Baier released her first single, ‘Words’, on May 5 of this year. This debut song, driven by piano and the innocence of love, founds its inspiration from the simplicity of childhood love and seeing her older sister get married.

“I got to play the song at my sister’s wedding and it was incredible. I never thought it would happen. At the time, the song didn’t even have a title, it was just called ‘Devin and Andrew,’ because so much of the song was about them.”

Through our long conversation – with no shortage of interruptions from dear friends at the Hiccup – Baier and I found ourselves talking about God, her call as a worship leader, and how “secular” music is not always devoid of the Holy Spirit.

“There aren’t any songs [on the new EP] that would be technically categorized as ‘Christian’ or ‘Worship,’” Baier explained. “One is about a book I read in middle school.”

Baier recounted an experience at one of her first live show that, in many ways, was an answered prayer.

“I remember praying before the show that though these songs that are not outright worship songs, people would experience purity through [them]. After the show, a friend of mine came up to me and said, ‘I don’t know how to describe this, but I felt the Holy Spirit when you were singing.’”

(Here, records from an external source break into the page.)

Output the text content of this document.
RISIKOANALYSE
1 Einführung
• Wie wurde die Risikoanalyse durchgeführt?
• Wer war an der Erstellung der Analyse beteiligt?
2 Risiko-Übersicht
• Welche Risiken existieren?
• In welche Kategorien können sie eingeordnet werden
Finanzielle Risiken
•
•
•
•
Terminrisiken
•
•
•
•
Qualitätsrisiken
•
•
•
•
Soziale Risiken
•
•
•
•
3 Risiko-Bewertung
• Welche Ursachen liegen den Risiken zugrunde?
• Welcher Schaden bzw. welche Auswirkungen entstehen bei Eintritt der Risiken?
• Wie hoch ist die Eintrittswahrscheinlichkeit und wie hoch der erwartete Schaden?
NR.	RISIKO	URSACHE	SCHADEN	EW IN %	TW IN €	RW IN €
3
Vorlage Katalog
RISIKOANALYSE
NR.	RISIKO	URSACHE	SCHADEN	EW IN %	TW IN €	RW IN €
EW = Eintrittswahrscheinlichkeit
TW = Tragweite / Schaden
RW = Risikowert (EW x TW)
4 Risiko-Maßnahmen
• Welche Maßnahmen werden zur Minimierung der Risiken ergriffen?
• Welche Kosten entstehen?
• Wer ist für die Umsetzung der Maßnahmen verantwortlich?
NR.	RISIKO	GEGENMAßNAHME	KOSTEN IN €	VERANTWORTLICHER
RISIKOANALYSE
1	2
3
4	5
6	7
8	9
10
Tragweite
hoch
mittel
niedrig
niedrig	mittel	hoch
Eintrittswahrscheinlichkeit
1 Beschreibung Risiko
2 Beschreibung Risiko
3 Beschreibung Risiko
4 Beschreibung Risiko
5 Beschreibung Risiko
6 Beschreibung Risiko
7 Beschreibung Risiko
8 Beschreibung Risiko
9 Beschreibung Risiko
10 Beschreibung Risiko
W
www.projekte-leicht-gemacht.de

Listening to Baier talk about her music and the spiritual simplicity of her process revealed the liberation we find in hearing about art that comes from another person’s soul. In listening to what makes another person’s soul come alive, we are provoked to unapologetically leave the mundane parts of our life at the door.

A soon to be titled EP from Baier is currently being crafted and dreamt over, and should be released sometime in the spring.

“I’ve been doing a lot of planning, what instruments I want to use, who I want to be involved, but it’s so exciting to be making decisions like this and making connections with other people,” Baier expressed her excitement and hope for the EP. “I really want to make something good, and I’m so excited for it.”